Apakah NbS bertumpu pada pengetahuan lokal atau justru menggantikannya? Potensi peminggiran pengetahuan lokal terjadi ketika NbS hadir sebagai pengetahuan yang benar-benar berbeda dengan apa yang selama ini dikenal oleh masyarakat setempat. NbS juga bisa menciptakan standarisasi yang kemudian menjadi patokan bagi pengetahuan lokal untuk bisa diterima secara luas.
Pengetahuan baru ini bisa jadi sangat berguna bagi konservasi. Namun demikian, keberadaannya yang tidak dikenali oleh masyarakat lokal. Pengetahuan semacam ini sering hadir sebagai kebenaran yang tidak dipertanyakan lagi dan penyerapannya dilakukan melalui proses pengaturan dan pendisiplinan. Jika ternyata jauh sebelum ada ekspansi sawit, di masyarakat lokal telah berkembang gagasan atau tradisi yang memperlakukan bakau sebagai basis konservasi, maka keseluruhan skema NbS menjadi kekuatan yang menyingkirkan atau setidaknya menggerus pengetahuan lokal yang semakin melemah pelembagaannya.
Dengan berbagai tantangan dalam proses produksi pengetahuan yang bisa diterima oleh masyarakat lokal, sangat penting bagi skema NbS untuk mengidentifikasi, menelusuri, dan menemukan kembali pengetahuan lokal tentang bakau.
Apa yang diperlukan NbS adalah membangun skema konservasi yang bertumpu pada lokalitas. NbS perlu dijadikan sebagai skema yang memantik, mendorong, dan memfasilitasi tumbuhnya inisiatif dan kreativitas yang kontekstual dan berbasis pada kebiasaan-kebiasaan setempat.

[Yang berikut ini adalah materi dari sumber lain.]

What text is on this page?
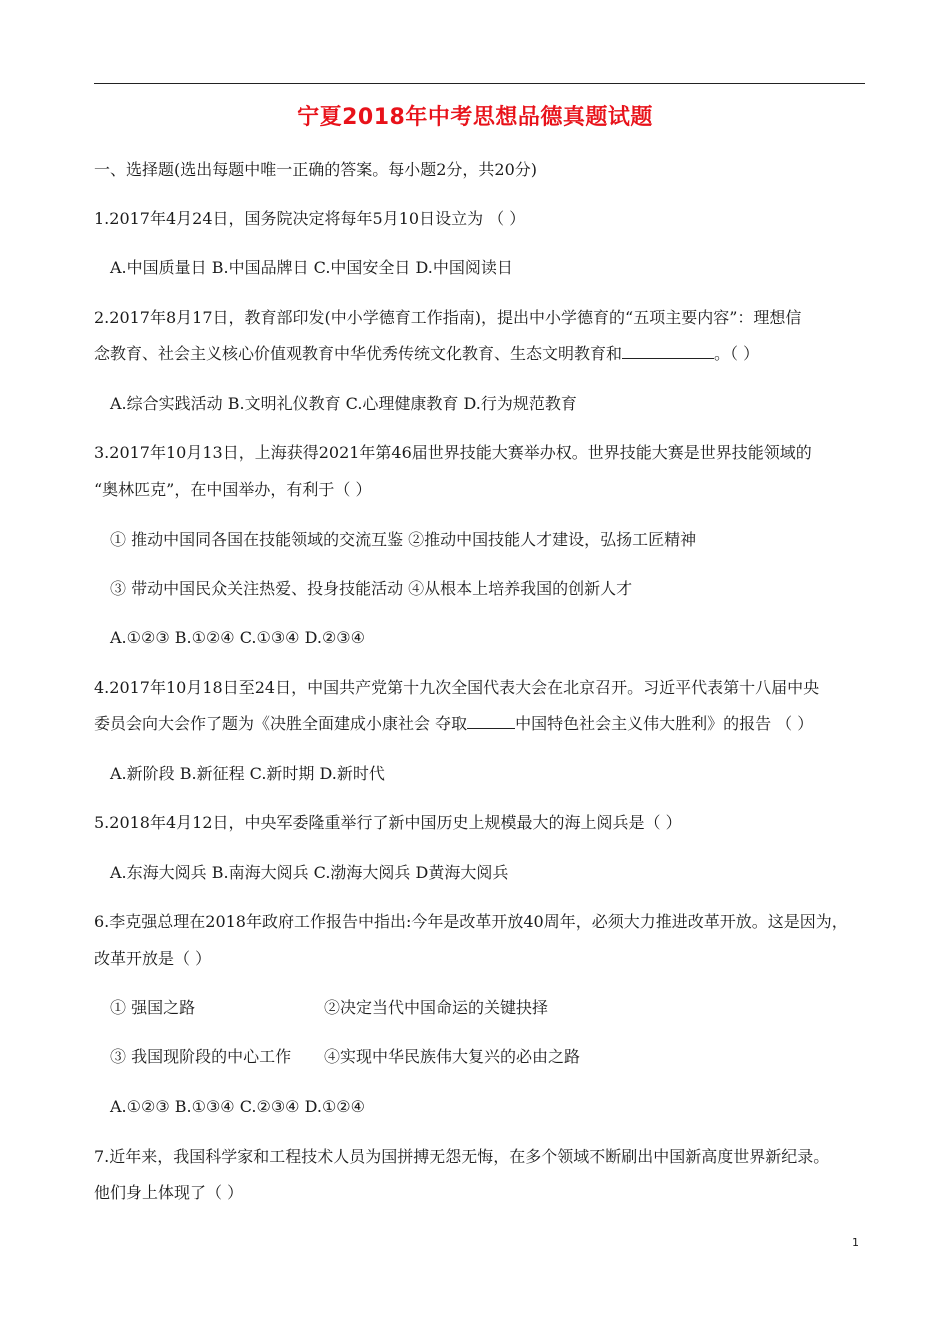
宁夏2018年中考思想品德真题试题
一、选择题(选出每题中唯一正确的答案。每小题2分，共20分)
1.2017年4月24日，国务院决定将每年5月10日设立为 （ ）
A.中国质量日 B.中国品牌日 C.中国安全日 D.中国阅读日
2.2017年8月17日，教育部印发(中小学德育工作指南)，提出中小学德育的“五项主要内容”：理想信
念教育、社会主义核心价值观教育中华优秀传统文化教育、生态文明教育和	。（ ）
A.综合实践活动 B.文明礼仪教育 C.心理健康教育 D.行为规范教育
3.2017年10月13日，上海获得2021年第46届世界技能大赛举办权。世界技能大赛是世界技能领域的
“奥林匹克”，在中国举办，有利于（ ）
① 推动中国同各国在技能领域的交流互鉴 ②推动中国技能人才建设，弘扬工匠精神
③ 带动中国民众关注热爱、投身技能活动 ④从根本上培养我国的创新人才
A.①②③ B.①②④ C.①③④ D.②③④
4.2017年10月18日至24日，中国共产党第十九次全国代表大会在北京召开。习近平代表第十八届中央
委员会向大会作了题为《决胜全面建成小康社会 夺取	中国特色社会主义伟大胜利》的报告 （ ）
A.新阶段 B.新征程 C.新时期 D.新时代
5.2018年4月12日，中央军委隆重举行了新中国历史上规模最大的海上阅兵是（ ）
A.东海大阅兵 B.南海大阅兵 C.渤海大阅兵 D黄海大阅兵
6.李克强总理在2018年政府工作报告中指出:今年是改革开放40周年，必须大力推进改革开放。这是因为，
改革开放是（ ）
① 强国之路	②决定当代中国命运的关键抉择
③ 我国现阶段的中心工作 ④实现中华民族伟大复兴的必由之路
A.①②③ B.①③④ C.②③④ D.①②④
7.近年来，我国科学家和工程技术人员为国拼搏无怨无悔，在多个领域不断刷出中国新高度世界新纪录。
他们身上体现了（ ）
1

Sudah tentu, lokalitas atau kebiasaan setempat tidak bersifat terberi atau utuh. Di dalamnya selalu berlangsung dinamika untuk menentukan apa sesungguhnya lokalitas. Ketika NbS harus bertumpu pada pengetahuan lokal, hal ini perlu juga dipahami sebagai tekanan yang besar terhadap inklusivitas produksi pengetahuan. NbS harus membuka diri terhadap berbagai macam cara pandang yang secara historis, kultural maupun ekologis membentuk jati diri masyarakat setempat dengan berbagai karakteristiknya.

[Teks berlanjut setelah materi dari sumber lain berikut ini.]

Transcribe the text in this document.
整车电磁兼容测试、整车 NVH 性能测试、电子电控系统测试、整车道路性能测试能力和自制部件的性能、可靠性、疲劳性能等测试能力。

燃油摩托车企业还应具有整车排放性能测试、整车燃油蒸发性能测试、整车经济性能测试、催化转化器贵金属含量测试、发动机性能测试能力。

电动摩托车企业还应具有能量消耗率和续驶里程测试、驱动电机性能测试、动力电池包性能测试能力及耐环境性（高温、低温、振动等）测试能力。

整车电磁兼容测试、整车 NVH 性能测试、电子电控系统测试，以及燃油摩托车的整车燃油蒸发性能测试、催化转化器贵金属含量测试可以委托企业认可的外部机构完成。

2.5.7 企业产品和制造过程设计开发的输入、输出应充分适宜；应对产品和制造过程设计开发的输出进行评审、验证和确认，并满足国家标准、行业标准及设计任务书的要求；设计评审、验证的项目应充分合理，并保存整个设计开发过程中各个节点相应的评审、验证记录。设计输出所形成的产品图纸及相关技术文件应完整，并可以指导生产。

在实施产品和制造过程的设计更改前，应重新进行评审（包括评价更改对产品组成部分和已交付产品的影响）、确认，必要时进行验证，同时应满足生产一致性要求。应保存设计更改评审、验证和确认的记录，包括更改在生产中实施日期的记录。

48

*) Penulis adalah Sekretaris Eksekutif, Pusat Studi Perdagangan Dunia (PSPD) Universitas Gadjah Mada
Tulisan ini merupakan tulisan terakhir dari tiga rangkaian tulisan mengenai upaya penerapan nature-based solution untuk mengatasi bencana ekologis yang terjadi di Desa Sungai Sayang, Kecamatan Sadu, Kabupaten Tanjung Jabung Timur, Provinsi Jambi Sebagai luaran dari kegiatan penelitian nature-based solution yang dilaksanakan oleh Pusat Studi Perdagangan Dunia – UGM dengan dukungan FINCAPES.